Businesses and start-ups could be eligible for millions of dollars in extra research and development grants as part of a $130 million package announced in this year's Budget.
Science and Innovation Minister Steven Joyce said three new research and development grants would replace four existing schemes.
The grants come alongside a proposed tax change which would allow businesses to claim losses on research and development expenditure.
Joyce said $130m would be allocated to Callaghan Innovation, which distributes business research and development grants.
That would bring Callaghan Innovation's total grants funding to $566m over four years, or $141.5m a year.
Of the new spending, $107m would come from the Government's internationally focused growth package, announced in today's Budget, while $23m would be re-prioritised from elsewhere.
Three-year growth grants of up to $5m would be targeted at businesses with substantial investment in research and development.
To be eligible for up to 20 per cent public funding, businesses must invest a minimum of $300,000 a year in research and development in New Zealand.
Businesses must also have spent at least 1.5 per cent of their revenue over the last two years on research.
After two years, businesses can apply for a further three years of funding.
Project grants will be targeted at businesses with smaller research budgets and those which are new to research and development.
The grants would typically provide between 30 to 50 per cent public funding for research, with the grants to be repayable under some circumstances - including if a business shifts its research offshore.
Student grants will be offered to undergraduate and postgraduate students who work with businesses that are active in research and development.
Joyce said business innovation was crucial for New Zealand companies to compete and win in the tough international environment.

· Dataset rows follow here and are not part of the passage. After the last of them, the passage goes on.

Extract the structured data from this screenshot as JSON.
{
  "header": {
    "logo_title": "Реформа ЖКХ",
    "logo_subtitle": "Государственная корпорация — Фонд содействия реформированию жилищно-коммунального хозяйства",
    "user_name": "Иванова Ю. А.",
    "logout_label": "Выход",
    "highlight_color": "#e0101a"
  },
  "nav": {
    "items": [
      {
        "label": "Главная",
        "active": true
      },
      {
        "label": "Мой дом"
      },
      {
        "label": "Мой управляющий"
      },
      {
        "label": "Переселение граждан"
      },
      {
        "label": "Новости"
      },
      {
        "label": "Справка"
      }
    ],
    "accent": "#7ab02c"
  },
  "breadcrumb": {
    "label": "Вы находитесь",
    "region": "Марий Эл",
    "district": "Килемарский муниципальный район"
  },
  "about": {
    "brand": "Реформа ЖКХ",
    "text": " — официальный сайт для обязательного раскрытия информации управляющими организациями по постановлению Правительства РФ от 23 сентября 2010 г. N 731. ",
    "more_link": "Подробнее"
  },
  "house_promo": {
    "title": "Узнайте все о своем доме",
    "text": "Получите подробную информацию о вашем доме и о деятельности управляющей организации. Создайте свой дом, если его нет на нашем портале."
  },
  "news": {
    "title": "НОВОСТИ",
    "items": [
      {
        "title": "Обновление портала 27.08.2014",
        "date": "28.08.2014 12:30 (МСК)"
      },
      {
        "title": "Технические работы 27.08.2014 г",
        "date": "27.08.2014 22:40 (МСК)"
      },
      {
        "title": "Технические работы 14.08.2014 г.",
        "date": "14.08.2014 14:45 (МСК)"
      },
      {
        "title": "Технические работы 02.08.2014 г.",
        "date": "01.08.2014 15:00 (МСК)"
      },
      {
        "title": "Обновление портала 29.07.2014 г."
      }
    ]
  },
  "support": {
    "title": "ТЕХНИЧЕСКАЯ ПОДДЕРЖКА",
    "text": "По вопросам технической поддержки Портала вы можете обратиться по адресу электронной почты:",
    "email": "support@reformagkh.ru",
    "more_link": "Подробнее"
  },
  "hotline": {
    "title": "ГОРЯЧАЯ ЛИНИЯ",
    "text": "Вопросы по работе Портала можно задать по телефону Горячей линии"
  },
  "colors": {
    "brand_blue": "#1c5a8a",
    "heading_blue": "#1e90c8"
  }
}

"This package will help our businesses invest more in research and development so they can compete more effectively in international markets. Our most successful exporters are generally the most innovative."
Joyce said the Government was also investing $31.3m over four years to provide repayable funding for start-ups to ready them for investment.
The funding will be matched by private sector incubator funding and expertise.
The grants could also work alongside tax breaks, under a proposal to allow tax losses from research and development expenditure to be refunded to a certain limit.
Revenue Minister Peter Dunne said a public consultation paper on the proposal would be announced next month.
He said small, innovative businesses that invested heavily in research and development were doing the right thing and there should be more of them.
"However, that expenditure can be crippling for small ventures, given their capital constraints.
"With this proposal, we are effectively recognising that and looking to make sure these small companies are not disadvantaged."